Immense rendez-vous populaire, au point d'être surnommé L'Alpe d'Huez breton
, la difficile ascension de Mûr-de-Bretagne – la côte de Menez Hiez, deux kilomètres à 7%, mais des pentes jusqu'à 10% – a été un mythe de l'épreuve avant d'en devenir un rendez-vous récurrent, au programme de la septième étape de cette édition 2025. Récit d'une histoire contrariée, mais aujourd'hui heureuse.
La naissance d'une légende
Terre de cyclisme par excellence, la Bretagne connaît son Mûr par cœur et l'arpente volontiers, depuis le début du XXe siècle, sur bon nombre de courses locales : Manche-Océan, Manche-Atlantique, l'Essor breton, le Tour de Bretagne, Kreiz Breizh… En 1938, la côte de Menez Hiez est pour la première fois proposée au parcours du Tour de France. Mais le vent de face qui souffle ce jour-là dissuade les coureurs de toute velléité. Pas de quoi refroidir les organisateurs, qui reproposent la difficulté dès la première édition d'après-guerre. Un Tour 1947 dingue et, à trois jours de l'arrivée à Paris, le plus long contre-la-montre de toute l'histoire de l'épreuve : 139 (!) kilomètres entre Van-nes et Saint-Brieuc, et cette côte au beau milieu.
Maillot jaune presque sans discontinuer depuis le départ, le Français René Vietto, à la limite depuis quelques jours, a déjà concédé du retard au pied de l'ascension. Sur les pentes de Menez Hiez, il donne tout, mais ne s'en remettra jamais : à l'arrivée, il perd près d'un quart d'heure et son maillot jaune, au profit de l'Italien Pierre Brambilla. Pauvre petit René, écrit le lendemain dans L'Équipe celui qui est alors à la fois le directeur du Tour et du quotidien sportif, Jacques Goddet, nous participons à votre peine et nous savons qu'elle est immense parce que votre cœur bat au rythme du Tour, parce que vos rêves d'homme viennent de s'effilocher au cours des kilomètres dans le serpentin breton.

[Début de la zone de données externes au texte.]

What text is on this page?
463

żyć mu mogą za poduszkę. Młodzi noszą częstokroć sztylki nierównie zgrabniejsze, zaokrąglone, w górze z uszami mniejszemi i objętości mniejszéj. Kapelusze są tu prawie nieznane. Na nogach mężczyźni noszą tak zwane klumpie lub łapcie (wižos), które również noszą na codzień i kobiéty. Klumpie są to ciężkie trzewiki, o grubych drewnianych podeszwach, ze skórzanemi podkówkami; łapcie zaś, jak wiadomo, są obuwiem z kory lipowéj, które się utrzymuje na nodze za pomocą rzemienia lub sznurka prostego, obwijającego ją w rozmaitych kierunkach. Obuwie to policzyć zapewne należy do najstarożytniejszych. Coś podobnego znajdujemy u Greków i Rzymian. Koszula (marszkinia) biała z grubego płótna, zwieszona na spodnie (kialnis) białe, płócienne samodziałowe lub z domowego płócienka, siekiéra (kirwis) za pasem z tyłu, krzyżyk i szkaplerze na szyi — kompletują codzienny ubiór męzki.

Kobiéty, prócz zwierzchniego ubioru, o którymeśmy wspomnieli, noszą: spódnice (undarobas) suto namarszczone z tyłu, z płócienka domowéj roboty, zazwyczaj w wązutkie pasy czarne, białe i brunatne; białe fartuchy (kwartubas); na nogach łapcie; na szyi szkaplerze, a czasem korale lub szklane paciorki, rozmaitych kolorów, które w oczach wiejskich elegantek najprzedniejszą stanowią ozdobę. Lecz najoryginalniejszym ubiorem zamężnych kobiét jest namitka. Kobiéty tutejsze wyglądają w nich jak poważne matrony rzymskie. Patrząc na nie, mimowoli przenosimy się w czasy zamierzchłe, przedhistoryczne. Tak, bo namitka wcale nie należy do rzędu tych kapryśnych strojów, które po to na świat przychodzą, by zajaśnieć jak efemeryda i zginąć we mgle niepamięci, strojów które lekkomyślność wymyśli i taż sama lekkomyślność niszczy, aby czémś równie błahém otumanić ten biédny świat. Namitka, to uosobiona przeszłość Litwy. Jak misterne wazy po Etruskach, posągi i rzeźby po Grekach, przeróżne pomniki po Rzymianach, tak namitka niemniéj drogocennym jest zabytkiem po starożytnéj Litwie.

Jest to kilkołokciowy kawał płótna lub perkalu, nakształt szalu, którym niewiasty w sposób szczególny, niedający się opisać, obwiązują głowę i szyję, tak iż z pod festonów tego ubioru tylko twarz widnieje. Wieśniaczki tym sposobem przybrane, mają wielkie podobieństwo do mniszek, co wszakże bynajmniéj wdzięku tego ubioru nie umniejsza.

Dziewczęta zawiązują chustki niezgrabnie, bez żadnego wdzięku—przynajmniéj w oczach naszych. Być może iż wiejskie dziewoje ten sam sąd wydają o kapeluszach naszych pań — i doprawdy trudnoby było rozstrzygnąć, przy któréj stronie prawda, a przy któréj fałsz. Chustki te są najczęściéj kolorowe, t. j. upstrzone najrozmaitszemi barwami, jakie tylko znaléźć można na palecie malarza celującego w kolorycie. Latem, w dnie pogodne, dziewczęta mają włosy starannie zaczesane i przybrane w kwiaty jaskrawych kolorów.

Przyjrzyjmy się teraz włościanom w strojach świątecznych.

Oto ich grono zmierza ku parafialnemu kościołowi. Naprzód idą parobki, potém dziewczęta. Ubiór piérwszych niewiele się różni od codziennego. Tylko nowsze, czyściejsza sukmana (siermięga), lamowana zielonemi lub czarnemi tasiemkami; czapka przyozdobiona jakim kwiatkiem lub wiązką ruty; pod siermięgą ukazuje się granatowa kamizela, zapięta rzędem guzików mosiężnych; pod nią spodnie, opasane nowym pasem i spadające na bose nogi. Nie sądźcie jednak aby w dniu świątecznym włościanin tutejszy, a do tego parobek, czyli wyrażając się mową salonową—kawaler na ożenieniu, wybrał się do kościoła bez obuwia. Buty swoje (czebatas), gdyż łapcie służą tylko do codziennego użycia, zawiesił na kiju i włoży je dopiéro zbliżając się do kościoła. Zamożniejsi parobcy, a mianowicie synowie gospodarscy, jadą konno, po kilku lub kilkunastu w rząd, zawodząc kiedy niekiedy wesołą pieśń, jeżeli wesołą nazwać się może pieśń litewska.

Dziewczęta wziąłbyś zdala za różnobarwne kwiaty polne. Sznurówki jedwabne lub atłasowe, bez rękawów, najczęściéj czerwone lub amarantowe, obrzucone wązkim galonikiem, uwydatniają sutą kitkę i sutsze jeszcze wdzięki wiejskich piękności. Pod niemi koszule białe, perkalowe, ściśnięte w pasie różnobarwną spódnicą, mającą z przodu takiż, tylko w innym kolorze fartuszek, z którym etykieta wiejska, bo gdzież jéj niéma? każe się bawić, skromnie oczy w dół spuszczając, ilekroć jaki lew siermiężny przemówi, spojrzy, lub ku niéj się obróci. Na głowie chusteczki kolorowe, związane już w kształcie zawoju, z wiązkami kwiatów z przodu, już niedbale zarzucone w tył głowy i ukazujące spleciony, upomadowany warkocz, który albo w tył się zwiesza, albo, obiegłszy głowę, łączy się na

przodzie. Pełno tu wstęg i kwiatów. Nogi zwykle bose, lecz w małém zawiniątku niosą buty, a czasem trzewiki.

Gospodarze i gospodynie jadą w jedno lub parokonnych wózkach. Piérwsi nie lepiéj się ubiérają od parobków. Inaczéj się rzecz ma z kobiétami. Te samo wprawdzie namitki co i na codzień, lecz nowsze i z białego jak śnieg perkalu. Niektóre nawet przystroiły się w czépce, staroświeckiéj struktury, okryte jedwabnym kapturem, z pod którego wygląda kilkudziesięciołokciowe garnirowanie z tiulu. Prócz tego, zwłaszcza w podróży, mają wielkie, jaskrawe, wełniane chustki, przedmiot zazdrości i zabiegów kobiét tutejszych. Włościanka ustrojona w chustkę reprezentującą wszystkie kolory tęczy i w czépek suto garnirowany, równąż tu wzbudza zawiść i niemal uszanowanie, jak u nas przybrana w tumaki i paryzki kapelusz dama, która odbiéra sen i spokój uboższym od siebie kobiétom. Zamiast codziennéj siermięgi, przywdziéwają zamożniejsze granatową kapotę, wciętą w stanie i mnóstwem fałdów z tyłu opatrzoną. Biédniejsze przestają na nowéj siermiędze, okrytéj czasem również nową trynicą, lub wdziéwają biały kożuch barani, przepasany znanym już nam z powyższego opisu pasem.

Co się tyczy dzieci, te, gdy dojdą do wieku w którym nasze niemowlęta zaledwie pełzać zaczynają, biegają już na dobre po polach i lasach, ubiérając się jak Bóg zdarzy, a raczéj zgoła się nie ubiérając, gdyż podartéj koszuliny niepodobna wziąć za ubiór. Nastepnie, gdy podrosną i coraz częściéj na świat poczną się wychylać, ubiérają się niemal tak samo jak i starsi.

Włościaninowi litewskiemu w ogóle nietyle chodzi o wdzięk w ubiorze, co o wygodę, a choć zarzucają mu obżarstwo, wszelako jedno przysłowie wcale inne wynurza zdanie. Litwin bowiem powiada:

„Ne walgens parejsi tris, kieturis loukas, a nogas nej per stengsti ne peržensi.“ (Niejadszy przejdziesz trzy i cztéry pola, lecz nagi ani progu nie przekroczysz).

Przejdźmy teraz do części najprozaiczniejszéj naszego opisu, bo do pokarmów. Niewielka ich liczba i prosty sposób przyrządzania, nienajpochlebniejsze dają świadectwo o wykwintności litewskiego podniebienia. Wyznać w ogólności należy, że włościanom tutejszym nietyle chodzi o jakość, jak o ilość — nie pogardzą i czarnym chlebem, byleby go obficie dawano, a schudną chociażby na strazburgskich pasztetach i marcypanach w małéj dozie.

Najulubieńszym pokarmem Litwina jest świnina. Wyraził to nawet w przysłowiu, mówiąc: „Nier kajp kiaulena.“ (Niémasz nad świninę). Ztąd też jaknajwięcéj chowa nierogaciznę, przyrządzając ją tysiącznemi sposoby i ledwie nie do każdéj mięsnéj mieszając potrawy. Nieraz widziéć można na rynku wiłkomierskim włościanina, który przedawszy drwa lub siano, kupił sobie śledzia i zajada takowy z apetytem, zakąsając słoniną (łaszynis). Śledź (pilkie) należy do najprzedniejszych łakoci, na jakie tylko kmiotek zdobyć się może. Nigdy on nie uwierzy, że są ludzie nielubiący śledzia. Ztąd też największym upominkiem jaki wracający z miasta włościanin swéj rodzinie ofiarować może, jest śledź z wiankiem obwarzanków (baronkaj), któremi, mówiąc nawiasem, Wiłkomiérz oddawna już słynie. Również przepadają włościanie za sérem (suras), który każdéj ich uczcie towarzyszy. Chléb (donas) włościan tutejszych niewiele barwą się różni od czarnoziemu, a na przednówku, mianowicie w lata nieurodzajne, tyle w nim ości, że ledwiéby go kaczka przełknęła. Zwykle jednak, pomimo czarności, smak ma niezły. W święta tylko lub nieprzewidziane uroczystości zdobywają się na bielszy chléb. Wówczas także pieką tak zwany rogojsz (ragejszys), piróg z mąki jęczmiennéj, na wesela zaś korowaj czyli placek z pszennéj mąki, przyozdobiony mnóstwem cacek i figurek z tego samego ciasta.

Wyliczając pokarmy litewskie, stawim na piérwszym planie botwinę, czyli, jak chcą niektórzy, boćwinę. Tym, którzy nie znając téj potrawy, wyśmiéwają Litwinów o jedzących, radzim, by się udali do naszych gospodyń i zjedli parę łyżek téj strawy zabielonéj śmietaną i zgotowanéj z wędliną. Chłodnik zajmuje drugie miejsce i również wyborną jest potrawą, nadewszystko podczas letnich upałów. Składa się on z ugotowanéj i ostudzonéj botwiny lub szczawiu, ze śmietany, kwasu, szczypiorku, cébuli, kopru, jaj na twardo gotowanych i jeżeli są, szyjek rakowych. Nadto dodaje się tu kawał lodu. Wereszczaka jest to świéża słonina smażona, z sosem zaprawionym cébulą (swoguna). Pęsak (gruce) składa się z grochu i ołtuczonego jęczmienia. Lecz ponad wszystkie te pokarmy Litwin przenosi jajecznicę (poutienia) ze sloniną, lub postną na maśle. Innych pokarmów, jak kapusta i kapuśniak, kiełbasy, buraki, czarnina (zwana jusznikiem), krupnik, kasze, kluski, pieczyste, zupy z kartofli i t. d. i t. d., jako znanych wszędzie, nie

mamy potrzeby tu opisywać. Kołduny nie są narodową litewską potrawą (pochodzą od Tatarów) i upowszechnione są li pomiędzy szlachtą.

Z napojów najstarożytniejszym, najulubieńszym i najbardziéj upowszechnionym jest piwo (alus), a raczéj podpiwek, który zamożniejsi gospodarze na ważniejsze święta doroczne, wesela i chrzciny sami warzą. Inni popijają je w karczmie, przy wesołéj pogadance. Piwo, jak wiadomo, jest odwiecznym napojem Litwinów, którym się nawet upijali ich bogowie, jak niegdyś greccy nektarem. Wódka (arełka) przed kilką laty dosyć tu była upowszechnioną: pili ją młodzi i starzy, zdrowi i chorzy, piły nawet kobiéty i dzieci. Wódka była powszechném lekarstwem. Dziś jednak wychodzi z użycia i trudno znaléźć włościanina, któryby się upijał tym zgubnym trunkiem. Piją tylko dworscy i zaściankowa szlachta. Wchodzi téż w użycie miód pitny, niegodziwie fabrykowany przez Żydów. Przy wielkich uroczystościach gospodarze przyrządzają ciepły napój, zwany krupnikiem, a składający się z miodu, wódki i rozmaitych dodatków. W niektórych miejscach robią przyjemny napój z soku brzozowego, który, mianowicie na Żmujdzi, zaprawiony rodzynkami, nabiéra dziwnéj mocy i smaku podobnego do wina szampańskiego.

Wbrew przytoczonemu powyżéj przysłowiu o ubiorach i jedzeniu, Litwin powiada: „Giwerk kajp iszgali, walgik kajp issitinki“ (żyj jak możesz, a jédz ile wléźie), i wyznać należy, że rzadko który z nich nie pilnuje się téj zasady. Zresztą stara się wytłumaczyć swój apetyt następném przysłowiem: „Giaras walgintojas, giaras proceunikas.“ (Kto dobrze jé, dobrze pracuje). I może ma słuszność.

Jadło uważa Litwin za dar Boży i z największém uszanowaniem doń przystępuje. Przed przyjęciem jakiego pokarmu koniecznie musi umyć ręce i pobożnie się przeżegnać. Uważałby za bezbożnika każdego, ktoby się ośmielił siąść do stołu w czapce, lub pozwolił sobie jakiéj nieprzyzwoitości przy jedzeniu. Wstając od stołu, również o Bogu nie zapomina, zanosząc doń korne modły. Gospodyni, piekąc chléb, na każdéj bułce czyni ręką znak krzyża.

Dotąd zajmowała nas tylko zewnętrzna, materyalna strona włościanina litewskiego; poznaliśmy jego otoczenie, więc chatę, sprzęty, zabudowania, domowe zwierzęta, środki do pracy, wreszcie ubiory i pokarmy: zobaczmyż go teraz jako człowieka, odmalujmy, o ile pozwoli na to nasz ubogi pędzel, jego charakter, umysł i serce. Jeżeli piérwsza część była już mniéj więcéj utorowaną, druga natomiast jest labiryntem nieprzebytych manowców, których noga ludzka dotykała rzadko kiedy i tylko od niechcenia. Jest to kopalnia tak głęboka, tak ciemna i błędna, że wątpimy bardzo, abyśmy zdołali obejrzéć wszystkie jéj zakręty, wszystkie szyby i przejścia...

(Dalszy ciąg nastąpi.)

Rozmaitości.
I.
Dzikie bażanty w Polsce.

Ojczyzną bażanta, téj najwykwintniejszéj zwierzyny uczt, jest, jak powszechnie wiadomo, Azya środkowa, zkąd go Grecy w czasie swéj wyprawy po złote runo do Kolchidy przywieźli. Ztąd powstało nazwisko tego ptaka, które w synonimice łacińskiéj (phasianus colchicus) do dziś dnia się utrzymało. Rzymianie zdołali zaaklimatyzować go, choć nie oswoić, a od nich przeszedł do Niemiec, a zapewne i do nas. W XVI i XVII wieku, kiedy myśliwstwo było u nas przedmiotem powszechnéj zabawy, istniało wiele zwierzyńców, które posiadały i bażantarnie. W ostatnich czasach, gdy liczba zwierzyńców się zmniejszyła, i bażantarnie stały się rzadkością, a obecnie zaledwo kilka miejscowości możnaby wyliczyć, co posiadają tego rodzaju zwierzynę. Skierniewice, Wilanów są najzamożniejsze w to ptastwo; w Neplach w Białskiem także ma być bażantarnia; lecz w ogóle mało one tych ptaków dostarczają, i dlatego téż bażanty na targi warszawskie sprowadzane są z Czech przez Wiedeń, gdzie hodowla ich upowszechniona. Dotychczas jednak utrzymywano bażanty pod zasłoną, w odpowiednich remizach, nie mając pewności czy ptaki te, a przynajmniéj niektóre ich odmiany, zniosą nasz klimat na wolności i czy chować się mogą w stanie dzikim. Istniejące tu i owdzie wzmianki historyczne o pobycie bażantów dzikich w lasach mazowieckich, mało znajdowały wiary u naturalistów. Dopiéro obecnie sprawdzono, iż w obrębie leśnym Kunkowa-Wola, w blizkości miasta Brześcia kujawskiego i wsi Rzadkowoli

Un serpentin que connaît bien l'homme du coin, Jean Robic : deuxième du chrono, il chipera le maillot jaune le dernier jour, à Paris, contribuant à forger un peu plus la légende d'un Mûr-de-Bretagne prompt à renverser le Tour de France.
De la traversée du désert…
Ainsi établie, et fièrement contée par les Bretons, cette légende aura d'autant plus la vie longue qu'elle ne sera pas testée avant longtemps. Il faut en effet attendre 1977 pour que le Tour de France repasse à nouveau par Mûr. L'étape est anodine et la suite mettra encore du temps à venir. En 1993, 2004, 2006 et 2008, la Grande Boucle retente encore le coup. Mais rien n'y fait : le cyclisme a changé, et proposer une telle difficulté en milieu d'étape n'a plus le même effet qu'au temps des forçats de la route
. D'ailleurs, à chaque fois, c'est au sprint que se terminent les étapes passées un peu plus tôt par la côte de Menez Hiez… Un amer constat qui va amener les organisateurs du Tour à changer de stratégie.
…à la récente renaissance
Octobre 2010, curiosité. En présentant le parcours de l'édition 2011 au Palais des Congrès, le directeur de l'épreuve, Christian Prudhomme, annonce l'arrivée de la quatrième étape à… Mûr-de-Bretagne. Une grande première pour la commune des Côtes-d'Armor, qui va tout changer sur le plan sportif. Car le 5 juillet 2011, l'étape se termine par une explication mémorable entre les favoris du Tour, éclipsant les habituels protagonistes de la première semaine. Double vainqueur de l'épreuve, Alberto Contador lance les hostilités au plus fort de la pente et se dégage avec Cadel Evans, qui finira par le devancer d'un rien sur la ligne d'arrivée. Un succès fondateur pour l'Australien, qui remportera ce Tour 2011 trois semaines plus tard; une journée déterminante pour Mûr-de-Bretagne, qui va devenir un classique du XXIe siècle.
En 2015 (Alexis Vuillermoz), 2018 (Dan Martin) et 2021 (Mathieu Van der Poel), ce sont les puncheurs qui ont depuis levé les bras au sommet de la côte de Menez Hiez. Mais à chaque fois, les arrivées tracées à Mûr ont forcé les favoris à se dévoiler, à faire la course
, prémices de leurs futures bagarres dans les Alpes et les Pyrénées. Un schéma qui va forcément se reproduire cet été, sur la septième étape. Pour sûr que le public breton aura coché la date.